Bus drivers: Bus drivers are responsible for enumerating, configuring, and controlling devices. For PCI-PM, the PCI driver is responsible for studying the PCI-PM registers to determine the capabilities of the hardware. When POWER IRPs request power state changes, the PCI driver writes to the PCI power management registers to set the hardware into various Dx states.

This report clarifies some confusion that sellers have experienced about how hardware that complies with PCI Power Management PCI-PM interacts with device drivers in the operating system and about how PCI-PM integrates with ACPI. For more information, see

PCI-PM registers are strictly the domain of the PCI driver--the IHV s device driver does not have to access any of these registers.

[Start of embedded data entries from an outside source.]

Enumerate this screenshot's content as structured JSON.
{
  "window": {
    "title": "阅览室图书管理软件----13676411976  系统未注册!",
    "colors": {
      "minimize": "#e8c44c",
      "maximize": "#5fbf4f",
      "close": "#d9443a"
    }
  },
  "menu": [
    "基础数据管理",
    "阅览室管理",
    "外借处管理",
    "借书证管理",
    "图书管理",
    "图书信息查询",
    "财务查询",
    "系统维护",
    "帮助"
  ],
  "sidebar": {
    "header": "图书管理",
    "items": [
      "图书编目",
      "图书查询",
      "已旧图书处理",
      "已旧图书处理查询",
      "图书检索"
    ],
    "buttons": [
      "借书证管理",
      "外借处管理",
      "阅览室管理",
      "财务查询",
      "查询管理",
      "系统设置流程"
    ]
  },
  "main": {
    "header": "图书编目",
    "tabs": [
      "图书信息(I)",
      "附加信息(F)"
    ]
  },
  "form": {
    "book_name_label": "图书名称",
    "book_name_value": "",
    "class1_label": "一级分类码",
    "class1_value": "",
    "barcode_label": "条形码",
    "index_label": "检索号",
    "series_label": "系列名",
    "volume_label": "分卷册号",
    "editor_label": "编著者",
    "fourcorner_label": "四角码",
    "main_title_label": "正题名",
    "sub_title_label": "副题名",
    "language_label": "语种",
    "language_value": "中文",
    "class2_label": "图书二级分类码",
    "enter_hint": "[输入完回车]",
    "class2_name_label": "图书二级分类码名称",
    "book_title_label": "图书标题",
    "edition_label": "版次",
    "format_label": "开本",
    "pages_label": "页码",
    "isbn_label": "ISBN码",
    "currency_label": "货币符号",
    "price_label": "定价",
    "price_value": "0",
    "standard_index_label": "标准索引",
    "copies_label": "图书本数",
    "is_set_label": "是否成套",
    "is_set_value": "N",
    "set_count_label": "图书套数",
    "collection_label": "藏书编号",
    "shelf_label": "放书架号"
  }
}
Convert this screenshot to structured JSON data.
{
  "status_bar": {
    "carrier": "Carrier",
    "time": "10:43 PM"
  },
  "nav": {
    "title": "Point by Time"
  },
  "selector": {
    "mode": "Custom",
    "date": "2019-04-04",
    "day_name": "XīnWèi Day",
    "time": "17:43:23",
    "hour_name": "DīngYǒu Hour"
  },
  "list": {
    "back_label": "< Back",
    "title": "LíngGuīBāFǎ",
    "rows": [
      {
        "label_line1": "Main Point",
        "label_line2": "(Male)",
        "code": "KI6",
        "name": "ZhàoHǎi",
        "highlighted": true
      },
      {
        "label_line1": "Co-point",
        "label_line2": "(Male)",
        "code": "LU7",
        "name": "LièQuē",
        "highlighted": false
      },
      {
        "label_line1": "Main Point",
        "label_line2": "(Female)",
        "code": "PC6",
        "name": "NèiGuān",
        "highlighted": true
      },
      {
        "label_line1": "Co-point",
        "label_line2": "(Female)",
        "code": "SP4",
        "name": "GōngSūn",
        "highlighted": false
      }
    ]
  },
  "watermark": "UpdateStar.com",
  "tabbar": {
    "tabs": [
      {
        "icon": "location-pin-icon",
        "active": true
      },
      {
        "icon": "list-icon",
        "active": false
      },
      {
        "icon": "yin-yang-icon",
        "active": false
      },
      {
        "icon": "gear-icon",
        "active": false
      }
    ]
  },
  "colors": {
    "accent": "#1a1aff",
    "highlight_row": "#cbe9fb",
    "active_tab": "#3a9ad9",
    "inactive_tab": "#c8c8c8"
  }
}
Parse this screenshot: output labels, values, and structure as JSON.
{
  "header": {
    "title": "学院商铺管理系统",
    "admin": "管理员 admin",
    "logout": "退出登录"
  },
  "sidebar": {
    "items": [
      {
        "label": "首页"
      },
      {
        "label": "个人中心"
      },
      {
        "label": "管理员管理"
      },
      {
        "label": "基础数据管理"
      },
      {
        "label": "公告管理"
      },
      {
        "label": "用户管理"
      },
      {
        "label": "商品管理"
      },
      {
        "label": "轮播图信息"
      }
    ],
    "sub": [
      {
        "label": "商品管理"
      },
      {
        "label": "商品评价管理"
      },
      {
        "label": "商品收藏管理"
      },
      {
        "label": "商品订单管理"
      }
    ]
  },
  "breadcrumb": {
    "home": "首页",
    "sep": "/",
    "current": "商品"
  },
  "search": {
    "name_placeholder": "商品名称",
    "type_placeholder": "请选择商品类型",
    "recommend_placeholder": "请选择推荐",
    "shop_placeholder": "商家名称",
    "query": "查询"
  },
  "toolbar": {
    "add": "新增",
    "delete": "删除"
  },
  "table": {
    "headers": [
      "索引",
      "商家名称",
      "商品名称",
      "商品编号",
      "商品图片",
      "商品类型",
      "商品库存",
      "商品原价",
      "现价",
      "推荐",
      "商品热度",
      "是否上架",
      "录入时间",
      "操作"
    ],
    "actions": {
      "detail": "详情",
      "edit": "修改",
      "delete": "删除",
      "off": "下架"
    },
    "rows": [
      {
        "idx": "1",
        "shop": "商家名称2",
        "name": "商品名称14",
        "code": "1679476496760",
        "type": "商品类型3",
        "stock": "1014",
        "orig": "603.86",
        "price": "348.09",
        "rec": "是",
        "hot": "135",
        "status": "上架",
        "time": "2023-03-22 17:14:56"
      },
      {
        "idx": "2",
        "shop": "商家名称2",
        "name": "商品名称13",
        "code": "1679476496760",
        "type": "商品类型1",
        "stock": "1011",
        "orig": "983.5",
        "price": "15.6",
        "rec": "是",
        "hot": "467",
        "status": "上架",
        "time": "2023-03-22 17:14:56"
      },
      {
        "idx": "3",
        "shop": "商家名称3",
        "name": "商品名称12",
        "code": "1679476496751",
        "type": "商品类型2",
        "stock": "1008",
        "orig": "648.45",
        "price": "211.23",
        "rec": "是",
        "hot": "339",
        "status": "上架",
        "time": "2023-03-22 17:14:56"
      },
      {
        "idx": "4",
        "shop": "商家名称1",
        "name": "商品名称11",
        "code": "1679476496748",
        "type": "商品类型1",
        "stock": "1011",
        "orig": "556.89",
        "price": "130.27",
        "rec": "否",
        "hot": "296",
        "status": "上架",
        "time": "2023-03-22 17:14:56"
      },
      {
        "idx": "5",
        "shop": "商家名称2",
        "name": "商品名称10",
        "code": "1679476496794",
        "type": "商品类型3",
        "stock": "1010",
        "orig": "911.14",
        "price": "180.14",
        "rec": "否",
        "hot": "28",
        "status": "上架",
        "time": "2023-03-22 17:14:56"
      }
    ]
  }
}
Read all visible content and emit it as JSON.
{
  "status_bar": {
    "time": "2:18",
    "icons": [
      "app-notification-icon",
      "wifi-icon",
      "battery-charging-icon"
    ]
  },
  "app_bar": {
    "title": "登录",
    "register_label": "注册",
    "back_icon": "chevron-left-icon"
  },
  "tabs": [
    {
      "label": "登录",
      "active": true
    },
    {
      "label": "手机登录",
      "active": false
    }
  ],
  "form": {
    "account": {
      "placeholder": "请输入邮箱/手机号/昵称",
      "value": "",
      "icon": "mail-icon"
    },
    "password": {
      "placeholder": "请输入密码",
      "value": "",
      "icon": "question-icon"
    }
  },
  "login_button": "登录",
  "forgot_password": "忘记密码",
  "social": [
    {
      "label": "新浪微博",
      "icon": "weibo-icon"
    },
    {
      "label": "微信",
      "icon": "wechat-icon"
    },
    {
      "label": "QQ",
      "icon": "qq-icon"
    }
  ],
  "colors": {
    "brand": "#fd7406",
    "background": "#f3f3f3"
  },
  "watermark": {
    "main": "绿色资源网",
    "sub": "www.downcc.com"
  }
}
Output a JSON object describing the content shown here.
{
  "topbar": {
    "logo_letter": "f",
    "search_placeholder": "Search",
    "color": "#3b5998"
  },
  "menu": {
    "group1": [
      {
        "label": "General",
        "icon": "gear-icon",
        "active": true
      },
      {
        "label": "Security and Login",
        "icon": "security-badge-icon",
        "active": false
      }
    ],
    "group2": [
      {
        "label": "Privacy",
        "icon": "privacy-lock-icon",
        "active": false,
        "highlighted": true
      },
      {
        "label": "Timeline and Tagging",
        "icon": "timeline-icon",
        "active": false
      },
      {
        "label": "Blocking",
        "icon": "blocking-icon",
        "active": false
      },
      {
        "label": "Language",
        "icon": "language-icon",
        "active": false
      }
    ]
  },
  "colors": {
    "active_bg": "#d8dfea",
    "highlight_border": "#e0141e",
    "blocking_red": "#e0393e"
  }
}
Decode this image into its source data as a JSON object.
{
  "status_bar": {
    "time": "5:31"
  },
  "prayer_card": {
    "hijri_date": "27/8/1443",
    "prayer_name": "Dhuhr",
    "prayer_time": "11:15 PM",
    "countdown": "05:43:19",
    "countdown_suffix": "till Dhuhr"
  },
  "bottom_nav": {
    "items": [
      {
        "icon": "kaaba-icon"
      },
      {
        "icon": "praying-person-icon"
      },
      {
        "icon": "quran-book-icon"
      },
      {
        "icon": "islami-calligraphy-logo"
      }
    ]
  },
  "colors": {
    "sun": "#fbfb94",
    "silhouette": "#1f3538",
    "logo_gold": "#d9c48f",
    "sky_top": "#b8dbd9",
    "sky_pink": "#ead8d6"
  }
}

Doing so would cause the system to not work reliably. The device driver s duty is to carry out only proprietary actions.

PCI driver: Scans configuration area looking for any devices with a set PME status bit. For each device, it disables PME and completes the WAIT_WAKE IRP for that device to inform the driver that it's asserting wake-up. The PCI driver stops scanning for wake apparatus when it's made a complete pass through all PCI devices having not found any claiming PME and if PME stops being maintained.

The OnNow architecture is a layered architecture, managing the integration of the device driver, PCI driver, and ACPI driver and ASL naturally. These scenarios show the sequence in which drivers are called to deal with these devices.

This discussion assumes that you're familiar with how Windows Driver Model WDM drivers handle power management events, as described in the current Windows DDK. Generally speaking, the responsibilities for device drivers are as follows:

ACPI driver: Wakes and scans the GPE status bits for wake-up occasions, disabling GPEs for set GPE status bits, and running any _Lxx or _Exx methods connected with set GPE pieces. In response to a wake-up notification on the PCI bus, the ACPI driver will complete the PCI driver s WAIT_WAKE IRP to notify the PCI driver it is waking the system.

Some devices, especially motherboard video devices in portables, may require both PCI Power Management as well as ACPI Source Language Assembler ASL to fully power manage the device. The PCI Power Management registers would control the internal state of a device, such as internal clocks and power planes. ASL would control the external state, such as external clocks and power planes, or in the case of video controllers, ASL would control the movie backlights. Notice that PCI-PM and ASL can only be combined on motherboard devices.